Transcript
A (0:00)
This clip of Making it with John Davids features John talking to Greg Majewski.
B (0:04)
CEO of Crave Worthy Brands and former.
A (0:07)
CEO of Jimmy John's. I would imagine a lot of the people that go into the restaurant business are just chefs. They know how to make a delicious pasta and like, that's cool. But if you don't know your math, there's no point in doing it.
B (0:23)
I've invested in a lot of chef concepts over the years and the reason why I do it is because I believe in the chef. But. But I get into bed with them because they don't know how to do the business aspect of it.
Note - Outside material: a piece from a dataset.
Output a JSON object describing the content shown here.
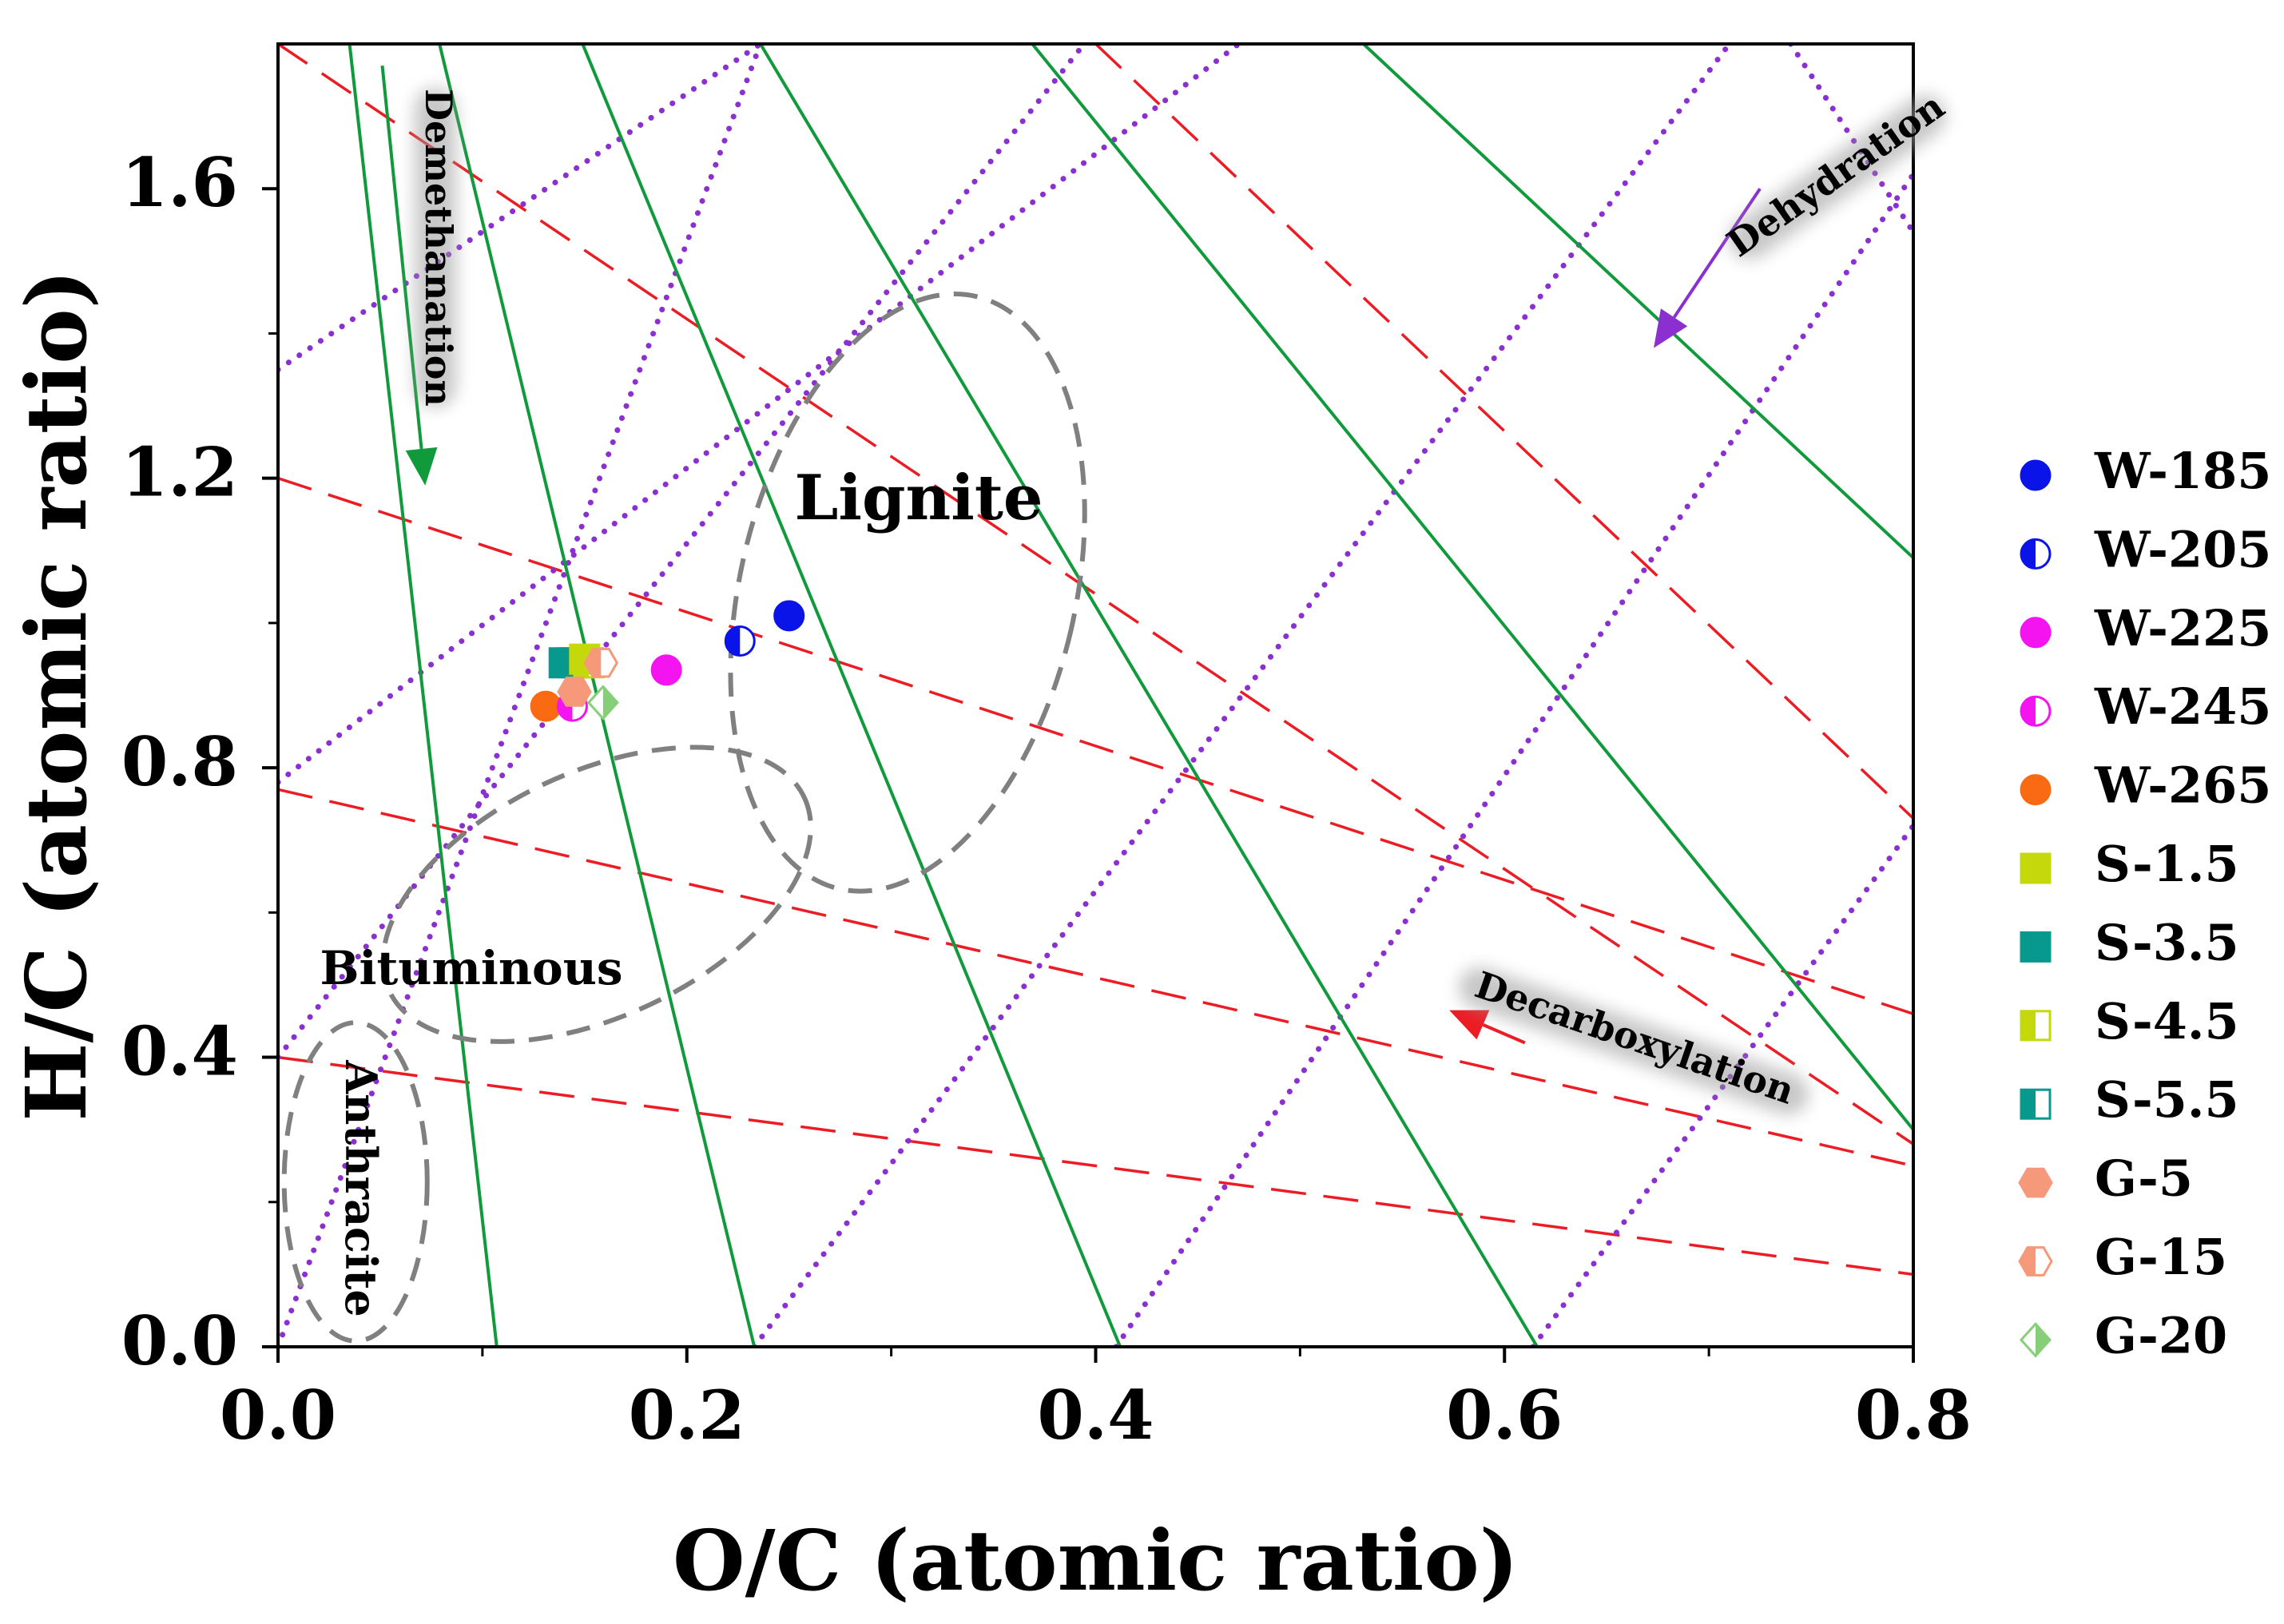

So we do the business aspect for them until they get paid, until we pay everything and then we can hand it over to them to make sure they survive. So I do that when I find a chef that I like and that's sort of like a give back to me because I do believe in chefs. But chefs don't have. Most chefs don't have the other aspect. They all think it's just about their food and the service and they're great at that aspect. They suck at paying bills because again, they don't keep track of everything. And that's just the stereotype. And unfortunately the stereotype is true sometimes.
A (1:03)
We've all seen the bear, so we know what happens. So let's talk about this company of yours. And so why did you decide to actually start a private equity holdco? Like, why not just go lead franchising for, you know, McDonald's?
B (1:17)
I wanted to give back and give emerging brands the opportunity that I had at Jimmy John's. And then in today's world, there's no way for them to compete because everybody has been acquired acquiring these brands at a stage and the big boys are just so dominant that you can't operate on the same scale. So I'm really, really good at building brands up to that 300 unit number. After 300, it just becomes a machine. Anybody can sort of take it and it's a different franchise group. Let me do what I do and then hand those off and give these investors and these startup guys and my partners that were acquiring these brands from an opportunity to win and win in a quicker timeframe. It was just something that I thought was missing in the industry and more importantly in the P.E. sort of focus of the industry. Nobody wants to take the gamble on the 4 to 20 unit chain, but man, if you're 20 to 50, everyone's going to overpay for it. If you can get to 100 to 150. They stupidly overpay for it.
A (2:13)
Yeah. I've done a lot of research on Tillman Fertitta and looking at the restaurant group. I mean, essentially a private equity firm that. Whose asset class happens to be restaurants mostly. And it seems to me like if you know what you're doing, you can do very well, but a lot of people just don't. A lot of people just fail in the restaurant business. I mean, even you said, like, once you're after 30 or once you're getting from 30 to 300. But I think you're making it easier than it sounds. It is still pretty tough.